Caught up in the hippie movement of the 60s, Mark followed many of his peers to Canada to join a commune in BC. He lived off the land, contemplated the meaning of life and experimented with drugs. And that is where he first encountered his own voices. In 1971, at the age of 23 he experienced three major psychotic breaks that landed him behind the locked doors and plexiglass windows of a Vancouver hospital.

“Among the things I grew up thinking about mental illness was that it was caused by other people or society treating you badly.I also knew that once people were broken they didn’t usually get better and the ones least likely to get better were paranoid schizophrenics, which is what I seemed to be.”

Retrieved by his father, Mark returned to the US where, with ongoing treatment, he continued to recover. The voices faded to the background. He published a book about his experiences and articles advocating for an understanding of mental illness as a biochemical condition, in strong opposition to the RD Laing inspired philosophy that was popular at the time (and has recently resurfaced). Somewhere along the way he decided that he wanted to go to medical school himself. Against all odds, and with pathetic math and science marks, he applied to one school after another. Incredibly Harvard gave him a chance.

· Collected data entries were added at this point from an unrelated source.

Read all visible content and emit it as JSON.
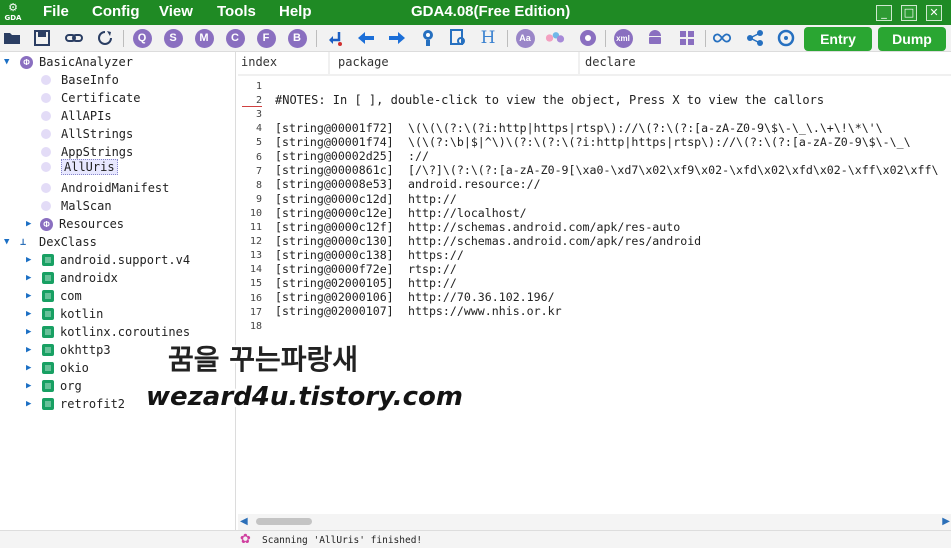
{
  "app": {
    "logo_text": "GDA",
    "title": "GDA4.08(Free Edition)",
    "menu": [
      "File",
      "Config",
      "View",
      "Tools",
      "Help"
    ]
  },
  "toolbar": {
    "circle_letters": [
      "Q",
      "S",
      "M",
      "C",
      "F",
      "B"
    ],
    "xml_label": "xml",
    "aa_label": "Aa",
    "h_label": "H",
    "entry_label": "Entry",
    "dump_label": "Dump"
  },
  "tree": {
    "root_label": "BasicAnalyzer",
    "basic_items": [
      "BaseInfo",
      "Certificate",
      "AllAPIs",
      "AllStrings",
      "AppStrings",
      "AllUris",
      "AndroidManifest",
      "MalScan"
    ],
    "selected": "AllUris",
    "resources_label": "Resources",
    "dex_label": "DexClass",
    "packages": [
      "android.support.v4",
      "androidx",
      "com",
      "kotlin",
      "kotlinx.coroutines",
      "okhttp3",
      "okio",
      "org",
      "retrofit2"
    ]
  },
  "columns": {
    "index": "index",
    "package": "package",
    "declare": "declare"
  },
  "editor": {
    "line_numbers": [
      "1",
      "2",
      "3",
      "4",
      "5",
      "6",
      "7",
      "8",
      "9",
      "10",
      "11",
      "12",
      "13",
      "14",
      "15",
      "16",
      "17",
      "18"
    ],
    "notes": "#NOTES: In [ ], double-click to view the object, Press X to view the callors",
    "rows": [
      {
        "ref": "[string@00001f72]",
        "value": "\\(\\(\\(?:\\(?i:http|https|rtsp\\)://\\(?:\\(?:[a-zA-Z0-9\\$\\-\\_\\.\\+\\!\\*\\'\\"
      },
      {
        "ref": "[string@00001f74]",
        "value": "\\(\\(?:\\b|$|^\\)\\(?:\\(?:\\(?i:http|https|rtsp\\)://\\(?:\\(?:[a-zA-Z0-9\\$\\-\\_\\"
      },
      {
        "ref": "[string@00002d25]",
        "value": "://"
      },
      {
        "ref": "[string@0000861c]",
        "value": "[/\\?]\\(?:\\(?:[a-zA-Z0-9[\\xa0-\\xd7\\x02\\xf9\\x02-\\xfd\\x02\\xfd\\x02-\\xff\\x02\\xff\\"
      },
      {
        "ref": "[string@00008e53]",
        "value": "android.resource://"
      },
      {
        "ref": "[string@0000c12d]",
        "value": "http://"
      },
      {
        "ref": "[string@0000c12e]",
        "value": "http://localhost/"
      },
      {
        "ref": "[string@0000c12f]",
        "value": "http://schemas.android.com/apk/res-auto"
      },
      {
        "ref": "[string@0000c130]",
        "value": "http://schemas.android.com/apk/res/android"
      },
      {
        "ref": "[string@0000c138]",
        "value": "https://"
      },
      {
        "ref": "[string@0000f72e]",
        "value": "rtsp://"
      },
      {
        "ref": "[string@02000105]",
        "value": "http://"
      },
      {
        "ref": "[string@02000106]",
        "value": "http://70.36.102.196/"
      },
      {
        "ref": "[string@02000107]",
        "value": "https://www.nhis.or.kr"
      }
    ]
  },
  "status": {
    "message": "Scanning 'AllUris' finished!"
  },
  "watermark": {
    "line1": "꿈을 꾸는파랑새",
    "line2": "wezard4u.tistory.com"
  },
  "colors": {
    "titlebar": "#1f8a24",
    "accent_purple": "#8a6fc0",
    "package_green": "#18a063",
    "entry_green": "#2aa632"
  }
}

Over the years that followed, Mark dedicated himself to his studies and his internship. By this point he had recognized that he was bipolar (not a schizophrenic who responds to lithium as he had been told), but even then, the schedule of an intern is grueling. During these years he also married, bought a house and started a family. The model of normal and healthy he figured his mental health issues were history.

Then 14 years after his third psychotic break, several years into a successful pediatric practice, the voices returned to taunt him. The trigger was his realization that he was fueling his high stress schedule with a two pack a day smoking habit along with 5 or 6 beers, half a bottle of wine, a few shots of bourbon and a sleeping medication to round off the day! Hardly a surprise then that his effort to quit cold turkey should trigger a psychotic break.

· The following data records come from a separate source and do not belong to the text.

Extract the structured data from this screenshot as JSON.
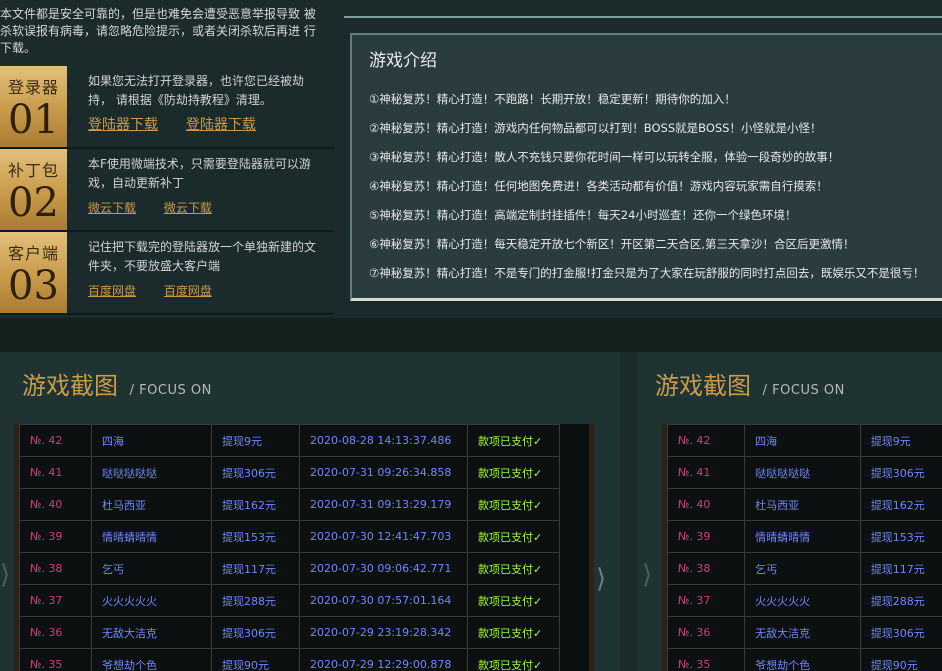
{
  "notice": "本文件都是安全可靠的，但是也难免会遭受恶意举报导致 被杀软误报有病毒，请忽略危险提示，或者关闭杀软后再进 行下载。",
  "downloads": [
    {
      "title": "登录器",
      "num": "01",
      "desc": "如果您无法打开登录器，也许您已经被劫持，  请根据《防劫持教程》清理。",
      "links": [
        "登陆器下载",
        "登陆器下载"
      ]
    },
    {
      "title": "补丁包",
      "num": "02",
      "desc": "本F使用微端技术，只需要登陆器就可以游戏，自动更新补丁",
      "links": [
        "微云下载",
        "微云下载"
      ]
    },
    {
      "title": "客户端",
      "num": "03",
      "desc": "记住把下载完的登陆器放一个单独新建的文件夹，不要放盛大客户端",
      "links": [
        "百度网盘",
        "百度网盘"
      ]
    }
  ],
  "intro": {
    "title": "游戏介绍",
    "items": [
      "①神秘复苏！精心打造！不跑路！长期开放！稳定更新！期待你的加入！",
      "②神秘复苏！精心打造！游戏内任何物品都可以打到！BOSS就是BOSS！小怪就是小怪！",
      "③神秘复苏！精心打造！散人不充钱只要你花时间一样可以玩转全服，体验一段奇妙的故事！",
      "④神秘复苏！精心打造！任何地图免费进！各类活动都有价值！游戏内容玩家需自行摸索！",
      "⑤神秘复苏！精心打造！高端定制封挂插件！每天24小时巡查！还你一个绿色环境！",
      "⑥神秘复苏！精心打造！每天稳定开放七个新区！开区第二天合区,第三天拿沙！合区后更激情！",
      "⑦神秘复苏！精心打造！不是专门的打金服!打金只是为了大家在玩舒服的同时打点回去，既娱乐又不是很亏！"
    ]
  },
  "screenshots": {
    "title": "游戏截图",
    "subtitle": "/ FOCUS ON"
  },
  "records": [
    {
      "no": "№. 42",
      "name": "四海",
      "amount": "提现9元",
      "time": "2020-08-28 14:13:37.486",
      "status": "款项已支付✓"
    },
    {
      "no": "№. 41",
      "name": "哒哒哒哒哒",
      "amount": "提现306元",
      "time": "2020-07-31 09:26:34.858",
      "status": "款项已支付✓"
    },
    {
      "no": "№. 40",
      "name": "杜马西亚",
      "amount": "提现162元",
      "time": "2020-07-31 09:13:29.179",
      "status": "款项已支付✓"
    },
    {
      "no": "№. 39",
      "name": "情晴蜻晴情",
      "amount": "提现153元",
      "time": "2020-07-30 12:41:47.703",
      "status": "款项已支付✓"
    },
    {
      "no": "№. 38",
      "name": "乞丐",
      "amount": "提现117元",
      "time": "2020-07-30 09:06:42.771",
      "status": "款项已支付✓"
    },
    {
      "no": "№. 37",
      "name": "火火火火火",
      "amount": "提现288元",
      "time": "2020-07-30 07:57:01.164",
      "status": "款项已支付✓"
    },
    {
      "no": "№. 36",
      "name": "无敌大洁克",
      "amount": "提现306元",
      "time": "2020-07-29 23:19:28.342",
      "status": "款项已支付✓"
    },
    {
      "no": "№. 35",
      "name": "爷想劫个色",
      "amount": "提现90元",
      "time": "2020-07-29 12:29:00.878",
      "status": "款项已支付✓"
    }
  ],
  "arrows": {
    "left": "⟩",
    "right": "⟩"
  }
}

Although he sensed things were falling apart he resisted seeking help in a hospital. Driven by an absolutely irrational fear planted in his head by his voices he attempted to throw himself through a third story window. The window smashed but he fell back into the room. Unfortunately he ended up in a straightjacket on a gurney in the hallway of the very hospital where he had completed his internship and taught a course.

Although my own manic resurgence following an extensive period of wellness was somewhat less dramatic than Mark Vonnegut’s, it is only a matter of degree. Yet in time he was able to return to work and it has now been more than 25 years since his last manic break. His ability to rebuild his life and career even in the face of abject humiliation is an inspiration. And I am fortunate that I have neither smoking or alcoholism to contend with. But his story stands as stark reminder that with bipolar you must take the medication that keeps you stable and monitor your own level of energy. If we become complacent we risk an unwanted replay, no matter how long we have been well.

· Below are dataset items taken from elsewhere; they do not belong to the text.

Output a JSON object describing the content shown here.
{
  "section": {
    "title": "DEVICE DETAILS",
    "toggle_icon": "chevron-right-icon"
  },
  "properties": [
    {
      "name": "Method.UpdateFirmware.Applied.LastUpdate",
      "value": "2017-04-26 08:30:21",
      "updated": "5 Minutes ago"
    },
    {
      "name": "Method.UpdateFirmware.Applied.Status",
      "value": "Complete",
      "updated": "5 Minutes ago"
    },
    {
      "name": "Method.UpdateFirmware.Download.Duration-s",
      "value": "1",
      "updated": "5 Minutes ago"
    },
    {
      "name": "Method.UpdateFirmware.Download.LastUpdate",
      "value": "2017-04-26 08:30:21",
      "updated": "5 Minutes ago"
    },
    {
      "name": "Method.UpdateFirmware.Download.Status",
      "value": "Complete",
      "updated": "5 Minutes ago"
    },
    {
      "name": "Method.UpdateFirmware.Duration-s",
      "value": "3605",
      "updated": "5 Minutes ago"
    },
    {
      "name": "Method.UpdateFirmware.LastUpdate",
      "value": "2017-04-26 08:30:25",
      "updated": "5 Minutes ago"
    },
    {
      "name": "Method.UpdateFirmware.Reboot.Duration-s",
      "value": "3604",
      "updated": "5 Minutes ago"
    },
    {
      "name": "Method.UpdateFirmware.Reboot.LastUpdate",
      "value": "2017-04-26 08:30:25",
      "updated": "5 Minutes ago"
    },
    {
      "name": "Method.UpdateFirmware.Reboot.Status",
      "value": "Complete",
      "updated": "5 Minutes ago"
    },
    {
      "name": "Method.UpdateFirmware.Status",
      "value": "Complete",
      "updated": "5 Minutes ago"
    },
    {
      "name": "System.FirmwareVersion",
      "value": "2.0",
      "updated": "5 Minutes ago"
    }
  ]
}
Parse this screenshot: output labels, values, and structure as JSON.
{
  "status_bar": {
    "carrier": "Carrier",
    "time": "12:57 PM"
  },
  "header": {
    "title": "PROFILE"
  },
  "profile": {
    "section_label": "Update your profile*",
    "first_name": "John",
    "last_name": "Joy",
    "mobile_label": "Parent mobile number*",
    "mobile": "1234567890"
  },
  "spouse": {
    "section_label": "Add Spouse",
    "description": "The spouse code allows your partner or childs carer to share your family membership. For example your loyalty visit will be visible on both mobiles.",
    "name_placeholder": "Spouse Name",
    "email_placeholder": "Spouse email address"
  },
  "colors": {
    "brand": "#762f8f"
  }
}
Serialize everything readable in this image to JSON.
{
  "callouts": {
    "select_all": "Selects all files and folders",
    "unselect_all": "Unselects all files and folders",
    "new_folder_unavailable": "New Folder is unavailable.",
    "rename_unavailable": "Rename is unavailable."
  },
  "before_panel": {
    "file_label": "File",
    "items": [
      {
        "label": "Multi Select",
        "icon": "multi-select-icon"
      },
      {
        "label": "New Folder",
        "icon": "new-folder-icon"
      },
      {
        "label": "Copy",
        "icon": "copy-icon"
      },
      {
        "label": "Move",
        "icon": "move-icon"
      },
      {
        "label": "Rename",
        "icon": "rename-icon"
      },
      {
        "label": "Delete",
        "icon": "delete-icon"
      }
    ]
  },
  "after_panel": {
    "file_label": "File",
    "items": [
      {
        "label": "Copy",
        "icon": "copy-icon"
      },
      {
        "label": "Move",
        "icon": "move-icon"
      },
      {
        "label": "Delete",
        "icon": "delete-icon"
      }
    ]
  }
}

This book was published in 2010, so It was not available when I was first coming to terms with my diagnosis. Perhaps if I had read it when I first heard the interview I might have been able to head off my more recent experience. But then again, a manic person is a slow learner because that high just feel so good. Especially in contrast to the draining and  despondent opposite end of the cycle.

I would recommend this memoir to anyone interested in mental illness, especially those who understand what it is like to experience psychosis. Its casual, relaxed style makes for an easy read but, as a practicing physician, Vonnegut has some depressing observations about the decline of health care in his own country. Most importantly though, he leaves those of us who live with mental illness with a sense that we can get better, we can stay better and if we fall, we can get up and move forward.

That is exactly what I need to remember right now.